De witte moerbei (Morus alba) is een boom die 10-15 meter hoog wordt, en in struikvorm een meter of zes. Het is een snelgroeiende boom, die meestal niet zo oud wordt. In warmere, tropische gebieden houdt de boom haar bladeren vast, in gematigder gebieden niet. De stam van een jonge boom is grauw-groen tot roodbruin, van een oudere boom oranjebruin.
De moerbei bloeit van april tot mei. De bloemen zijn katjes, de vrouwelijke zijn 2-3,5 cm lang, de mannelijke half zo groot. Meestal zijn alle katjes op een boom van één geslacht.

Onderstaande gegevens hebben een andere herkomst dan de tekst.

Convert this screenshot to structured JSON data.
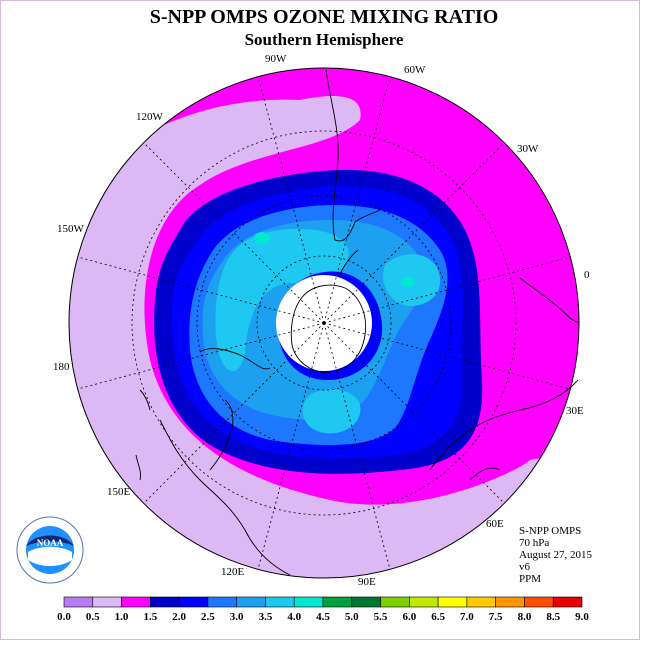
{
  "title": "S-NPP OMPS OZONE MIXING RATIO",
  "subtitle": "Southern Hemisphere",
  "longitude_labels": [
    "90W",
    "60W",
    "30W",
    "0",
    "30E",
    "60E",
    "90E",
    "120E",
    "150E",
    "180",
    "150W",
    "120W"
  ],
  "info": {
    "instrument": "S-NPP OMPS",
    "level": "70 hPa",
    "date": "August 27, 2015",
    "version": "v6",
    "units": "PPM"
  },
  "logo_text": "NOAA",
  "colorbar": {
    "ticks": [
      "0.0",
      "0.5",
      "1.0",
      "1.5",
      "2.0",
      "2.5",
      "3.0",
      "3.5",
      "4.0",
      "4.5",
      "5.0",
      "5.5",
      "6.0",
      "6.5",
      "7.0",
      "7.5",
      "8.0",
      "8.5",
      "9.0"
    ],
    "colors": [
      "#b87cf0",
      "#dcb8f4",
      "#ff00ff",
      "#0000cc",
      "#0000ff",
      "#1e78ff",
      "#1ea0f0",
      "#1ec8f0",
      "#00e8d0",
      "#00a040",
      "#007830",
      "#80d000",
      "#c0e800",
      "#ffff00",
      "#ffc800",
      "#ff9600",
      "#ff5000",
      "#e80000",
      "#8b5a3c"
    ]
  },
  "colors": {
    "band_0_5_1_0": "#dcb8f4",
    "band_1_0_1_5": "#ff00ff",
    "band_1_5_2_0": "#0000cc",
    "band_2_0_2_5": "#0000ff",
    "band_2_5_3_0": "#1e78ff",
    "band_3_0_3_5": "#1ea0f0",
    "band_3_5_4_0": "#1ec8f0",
    "band_4_0_4_5": "#00e8d0"
  }
}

In juli en augustus draagt de moerbei vruchten, elk ongeveer zo groot als een braam, een samengestelde vrucht van 1 tot 2,5 cm groot.

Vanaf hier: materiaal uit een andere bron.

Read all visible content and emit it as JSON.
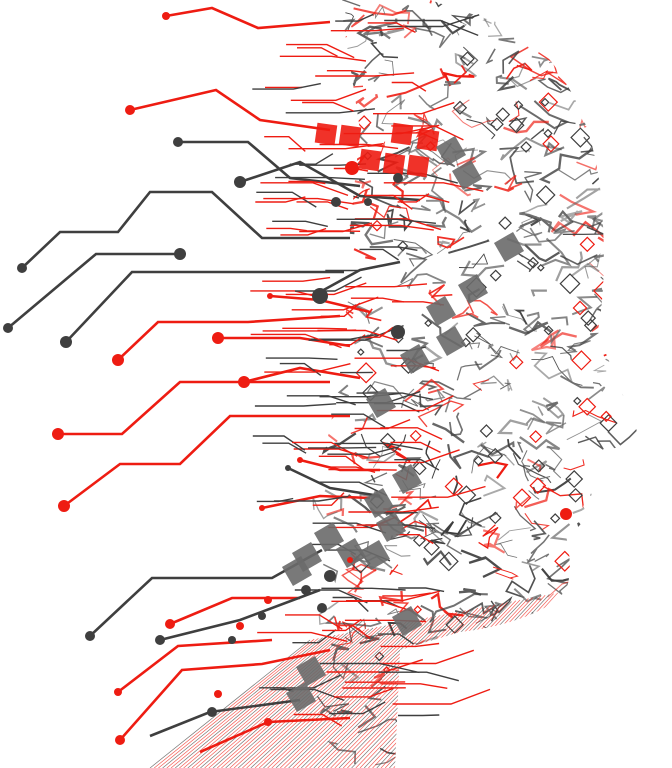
{
  "image": {
    "subject": "circuit-head-illustration",
    "colors": {
      "background": "#ffffff",
      "accent_red": "#ee1c12",
      "dark_gray": "#3f3f3f",
      "mid_gray": "#6a6a6a"
    }
  }
}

Anders dan de naam doet vermoeden zijn de vruchten van de witte moerbei in het wild paars, in geteelde vorm alles tussen wit en zwart in. Zer hebben niet zo veel smaak als de vruchten van de rode en zwarte moerbei. De varieëteit Pendula zou van alle witte moerbeien de lekkerste vrucht hebben.
De moerbei vermenigvuldigt zich met pollen, die met de snelheid van de helft van dat van geluid worden weggeschoten. Daarmee zijn ze de absolute snelheidsduivel van het plantenrijk. Het is een notoire veroorzaker van hookoorts.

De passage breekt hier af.